As restaurants reopen in pockets across the country and revelers return to bars with and even without protective face covers, it’s only natural for Mass residents to contract FOMO on a scale that people in states which open prematurely will become infected with COVID-19. The #ReopenAmerica crusaders may be alone in rushing out to their favorite chain digs to treat service industry workers like toilets, but they’re not alone in yearning for an evening on the town.
Likewise, the restaurateurs who want to reopen for walk-in customers as soon as possible—as opposed to as soon as is medically prudent—are not the only business owners who wish they could pull in more income at this time, or some income at all for that matter. Nor are those clamoring for stay-at-home orders to be lifted alone in being aggravated with the current situation or in facing seemingly insurmountable financial hurdles. Take it from a guy whose livelihood relies on a publication fueled by nightlife advertisements—I get it, this purgatorial darkness is unbearable.

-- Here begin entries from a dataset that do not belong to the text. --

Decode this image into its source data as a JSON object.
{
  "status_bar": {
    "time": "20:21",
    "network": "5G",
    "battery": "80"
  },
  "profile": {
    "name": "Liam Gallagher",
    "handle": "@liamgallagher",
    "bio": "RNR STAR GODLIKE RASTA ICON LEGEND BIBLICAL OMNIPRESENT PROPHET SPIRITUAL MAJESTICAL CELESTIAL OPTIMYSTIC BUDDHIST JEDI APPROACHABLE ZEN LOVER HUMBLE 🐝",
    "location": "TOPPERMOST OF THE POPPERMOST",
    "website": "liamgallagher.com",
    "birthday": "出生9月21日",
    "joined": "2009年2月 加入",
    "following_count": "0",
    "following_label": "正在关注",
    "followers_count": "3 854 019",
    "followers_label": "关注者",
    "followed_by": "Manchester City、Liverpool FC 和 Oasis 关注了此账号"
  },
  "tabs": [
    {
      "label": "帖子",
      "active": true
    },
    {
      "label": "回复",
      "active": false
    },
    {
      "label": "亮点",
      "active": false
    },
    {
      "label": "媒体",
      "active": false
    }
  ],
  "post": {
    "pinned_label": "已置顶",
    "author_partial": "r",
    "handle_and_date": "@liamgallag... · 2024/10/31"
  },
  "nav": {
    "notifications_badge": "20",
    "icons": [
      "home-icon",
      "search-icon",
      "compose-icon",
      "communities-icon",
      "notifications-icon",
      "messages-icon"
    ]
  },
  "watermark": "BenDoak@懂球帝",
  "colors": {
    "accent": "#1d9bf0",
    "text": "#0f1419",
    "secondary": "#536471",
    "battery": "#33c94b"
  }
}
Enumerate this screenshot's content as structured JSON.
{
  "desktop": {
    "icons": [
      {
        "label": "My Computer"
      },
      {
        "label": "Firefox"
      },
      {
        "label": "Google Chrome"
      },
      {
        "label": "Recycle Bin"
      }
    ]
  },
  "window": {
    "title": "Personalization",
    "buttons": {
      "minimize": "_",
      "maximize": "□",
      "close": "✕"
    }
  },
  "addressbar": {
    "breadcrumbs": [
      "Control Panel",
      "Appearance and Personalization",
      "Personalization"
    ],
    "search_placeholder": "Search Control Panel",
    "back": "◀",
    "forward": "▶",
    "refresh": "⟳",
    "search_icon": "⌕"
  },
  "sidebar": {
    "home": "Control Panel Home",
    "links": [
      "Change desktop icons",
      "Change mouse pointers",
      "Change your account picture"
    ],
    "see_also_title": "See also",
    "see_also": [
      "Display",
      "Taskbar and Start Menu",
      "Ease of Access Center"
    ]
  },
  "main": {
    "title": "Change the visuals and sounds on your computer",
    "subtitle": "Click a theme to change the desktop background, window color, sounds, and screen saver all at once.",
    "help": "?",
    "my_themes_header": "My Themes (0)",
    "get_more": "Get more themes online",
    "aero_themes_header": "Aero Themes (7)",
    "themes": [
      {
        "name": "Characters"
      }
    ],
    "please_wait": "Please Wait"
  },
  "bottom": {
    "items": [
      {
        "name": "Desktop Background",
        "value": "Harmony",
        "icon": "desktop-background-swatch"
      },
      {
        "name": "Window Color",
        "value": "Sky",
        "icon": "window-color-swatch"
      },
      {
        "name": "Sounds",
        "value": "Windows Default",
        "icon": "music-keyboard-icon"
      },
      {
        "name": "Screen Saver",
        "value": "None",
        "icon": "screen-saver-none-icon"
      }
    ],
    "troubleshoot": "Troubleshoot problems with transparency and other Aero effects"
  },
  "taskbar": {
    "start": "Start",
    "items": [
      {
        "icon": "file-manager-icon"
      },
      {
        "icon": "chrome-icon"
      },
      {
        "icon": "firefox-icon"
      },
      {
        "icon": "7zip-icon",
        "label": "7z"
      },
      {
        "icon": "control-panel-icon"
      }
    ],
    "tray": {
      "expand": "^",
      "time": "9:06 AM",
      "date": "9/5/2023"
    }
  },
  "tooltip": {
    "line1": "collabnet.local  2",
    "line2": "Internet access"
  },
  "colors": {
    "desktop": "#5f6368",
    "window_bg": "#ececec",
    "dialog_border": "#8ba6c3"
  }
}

Nevertheless, as much as I take pride in my connections to and history working in the service industry, and in my reportorial support of restaurants and hospitality workers in particular—or maybe even because I value those relationships so much—I feel compelled to respectfully shred the outrageous open letter sent to Governor Charlie Baker via a newly formed association calling itself the Massachusetts Restaurant & Business Group. Led by Dave Andelman of the Phantom Gourmet, who also recently issued a public request to open the Mendon Twin Drive-In he co-owns (and inspired lawmakers to sponsor legislation which could expedite that process), the front of about 100 establishments wrote:
We’re a group of owners and managers of restaurants and related companies. We want to reopen restaurants, safely and legally, on May 19, 2020, provided that virus hospitalizations aren’t rising. Thirty days after that, we want to open at full capacity. Towns and cities would be allowed to slow this timetable if local virus hospitalizations are rising now or in the future. However, these localities would announce an alternative time frame immediately so that we and our hard-working employees can plan accordingly.
Andelman’s entourage is lucky to have chosen hospitalizations as a metric to lean on. Those have gone down every day since the letter was published earlier this week; the number of confirmed new cases in Mass, however, has increased every day since May 11 (669), with 870 on May 12, 1,165 on May 13, and 1,685 yesterday.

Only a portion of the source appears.